The person spoke with
at your main office was less than helpful in this matter. I would think that dying would qualify as a
PERMANENT move out of the area. This is
not the kind of nonsense a grieving widow should have to deal with. We we married for thirty years and I am not
handling this very well. Please make
this issue go away.
To which they, in all their compassion, replied (again
Re: Acct# (account)
We have received your request to cancel your membership.
However, please be advised that your contract does not
contain an early termination clause unless you relocate 35 miles from a
National Fitness Center location or an Affiliate Location through the
International Physical Fitness Association (www.ipfa.us).

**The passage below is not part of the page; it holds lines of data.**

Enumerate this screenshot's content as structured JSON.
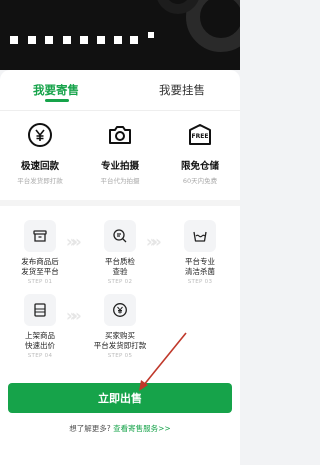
{
  "tabs": [
    {
      "label": "我要寄售"
    },
    {
      "label": "我要挂售"
    }
  ],
  "features": [
    {
      "icon": "yen-coin-icon",
      "title": "极速回款",
      "subtitle": "平台发货即打款"
    },
    {
      "icon": "camera-icon",
      "title": "专业拍摄",
      "subtitle": "平台代为拍摄"
    },
    {
      "icon": "free-badge-icon",
      "badge": "FREE",
      "title": "限免仓储",
      "subtitle": "60天内免费"
    }
  ],
  "steps": [
    {
      "icon": "box-icon",
      "line1": "发布商品后",
      "line2": "发货至平台",
      "step": "STEP 01"
    },
    {
      "icon": "magnifier-icon",
      "line1": "平台质检",
      "line2": "查验",
      "step": "STEP 02"
    },
    {
      "icon": "wash-icon",
      "line1": "平台专业",
      "line2": "清洁杀菌",
      "step": "STEP 03"
    },
    {
      "icon": "shelf-icon",
      "line1": "上架商品",
      "line2": "快速出价",
      "step": "STEP 04"
    },
    {
      "icon": "yen-coin-icon",
      "line1": "买家购买",
      "line2": "平台发货即打款",
      "step": "STEP 05"
    }
  ],
  "cta": {
    "label": "立即出售"
  },
  "footer": {
    "text": "想了解更多?",
    "link": "查看寄售服务>>"
  },
  "colors": {
    "accent": "#16a34a",
    "banner": "#111111",
    "annotation_arrow": "#c0392b"
  }
}
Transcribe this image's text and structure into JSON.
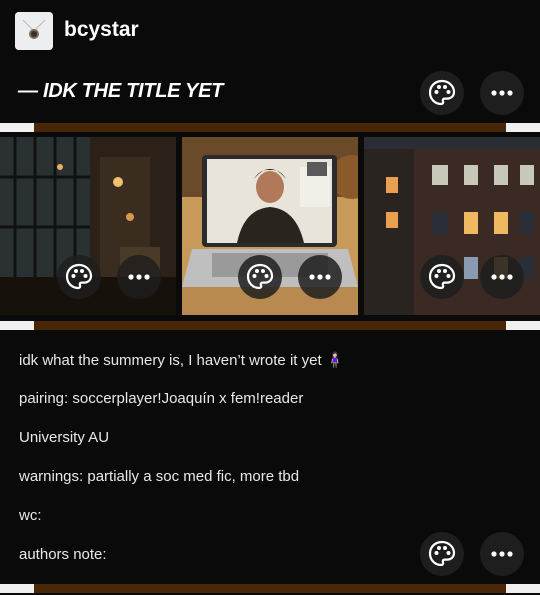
{
  "post": {
    "blog_name": "bcystar",
    "title": "— IDK THE TITLE YET",
    "lines": [
      "idk what the summery is, I haven’t wrote it yet 🧍🏻‍♀️",
      "pairing: soccerplayer!Joaquín x fem!reader",
      "University AU",
      "warnings: partially a soc med fic, more tbd",
      "wc:",
      "authors note:"
    ]
  },
  "icons": {
    "palette": "palette-icon",
    "more": "more-dots-icon"
  },
  "colors": {
    "background": "#0a0a0a",
    "accent_strip": "#4a2608",
    "button_bg": "#1e1e1e"
  }
}
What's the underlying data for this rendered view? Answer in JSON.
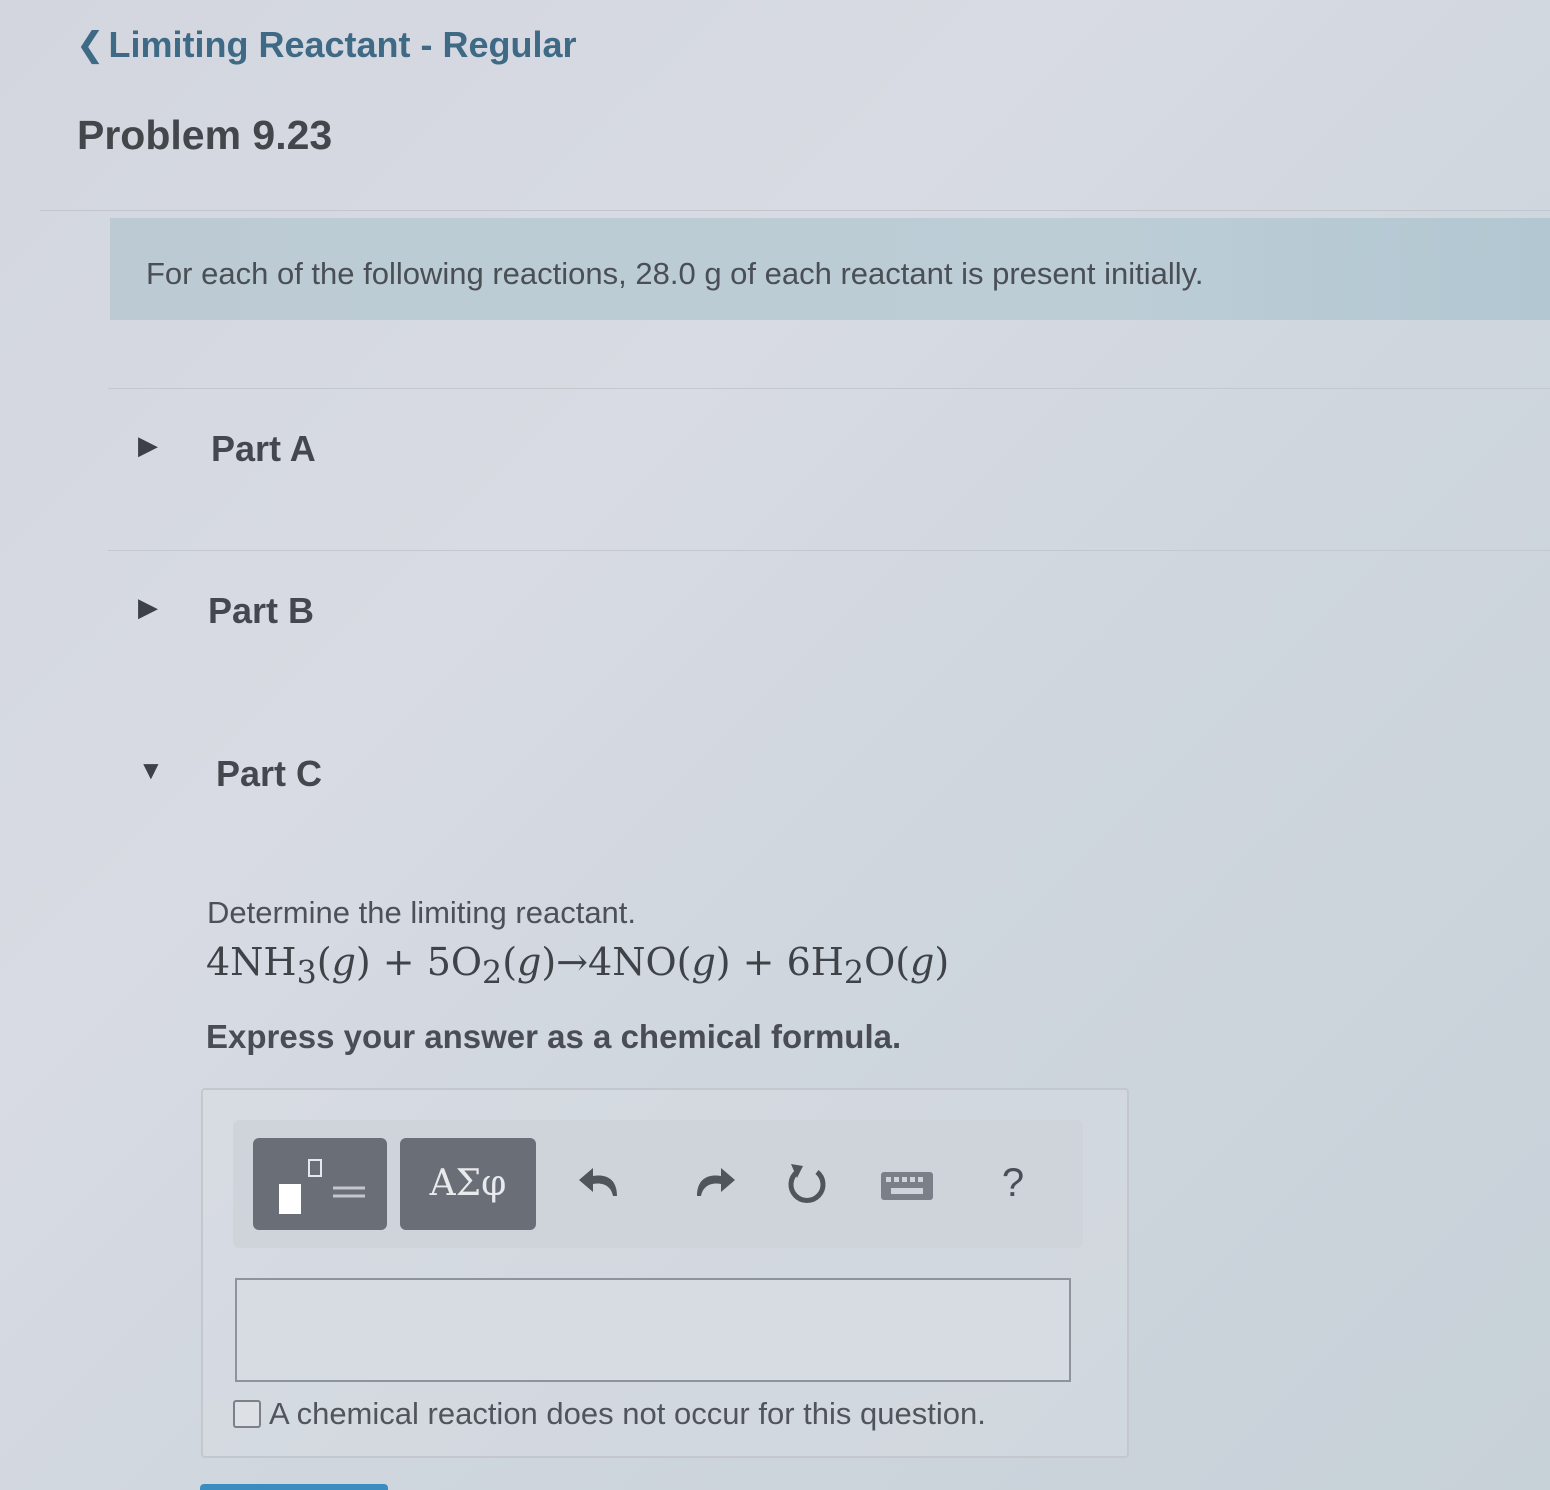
{
  "header": {
    "back_link": "Limiting Reactant - Regular",
    "problem_title": "Problem 9.23"
  },
  "intro": {
    "text": "For each of the following reactions, 28.0 g of each reactant is present initially."
  },
  "parts": [
    {
      "label": "Part A",
      "state": "collapsed"
    },
    {
      "label": "Part B",
      "state": "collapsed"
    },
    {
      "label": "Part C",
      "state": "expanded"
    }
  ],
  "part_c": {
    "question": "Determine the limiting reactant.",
    "equation": {
      "t1": "4NH",
      "s1": "3",
      "t2": "(",
      "g1": "g",
      "t3": ") + 5O",
      "s2": "2",
      "t4": "(",
      "g2": "g",
      "t5": ")→4NO(",
      "g3": "g",
      "t6": ") + 6H",
      "s3": "2",
      "t7": "O(",
      "g4": "g",
      "t8": ")"
    },
    "instruction": "Express your answer as a chemical formula."
  },
  "toolbar": {
    "greek_label": "ΑΣφ",
    "help_label": "?",
    "icons": [
      "templates-icon",
      "greek-letters-icon",
      "undo-icon",
      "redo-icon",
      "reset-icon",
      "keyboard-icon",
      "help-icon"
    ]
  },
  "answer": {
    "value": "",
    "no_reaction_label": "A chemical reaction does not occur for this question.",
    "no_reaction_checked": false
  },
  "colors": {
    "link": "#3e6a86",
    "intro_bg": "#bccbd3",
    "toolbar_button": "#6a6e76",
    "submit_button": "#3b8dbf"
  }
}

Your contract is in effect through the initial expiration
date of 9/27/2013.
You may choose to pay your membership in full without
penalty for early payoff if you choose.
You may request your payoff amount via email at
firstname.lastname@example.org. You will
need your account number listed above as a reference.
National Fitness Center
So basically, they're saying that they don't care they her
husband died, but if she would like, she can give them the $2,000 she's going
to end up paying for a gym membership she doesn't want all at once instead of
over the course of the next year and a half.
Did they even read the letter she sent before printing out the form
letter they sent back? This company
obviously cares infinitely more about contracts than the customers that sign them.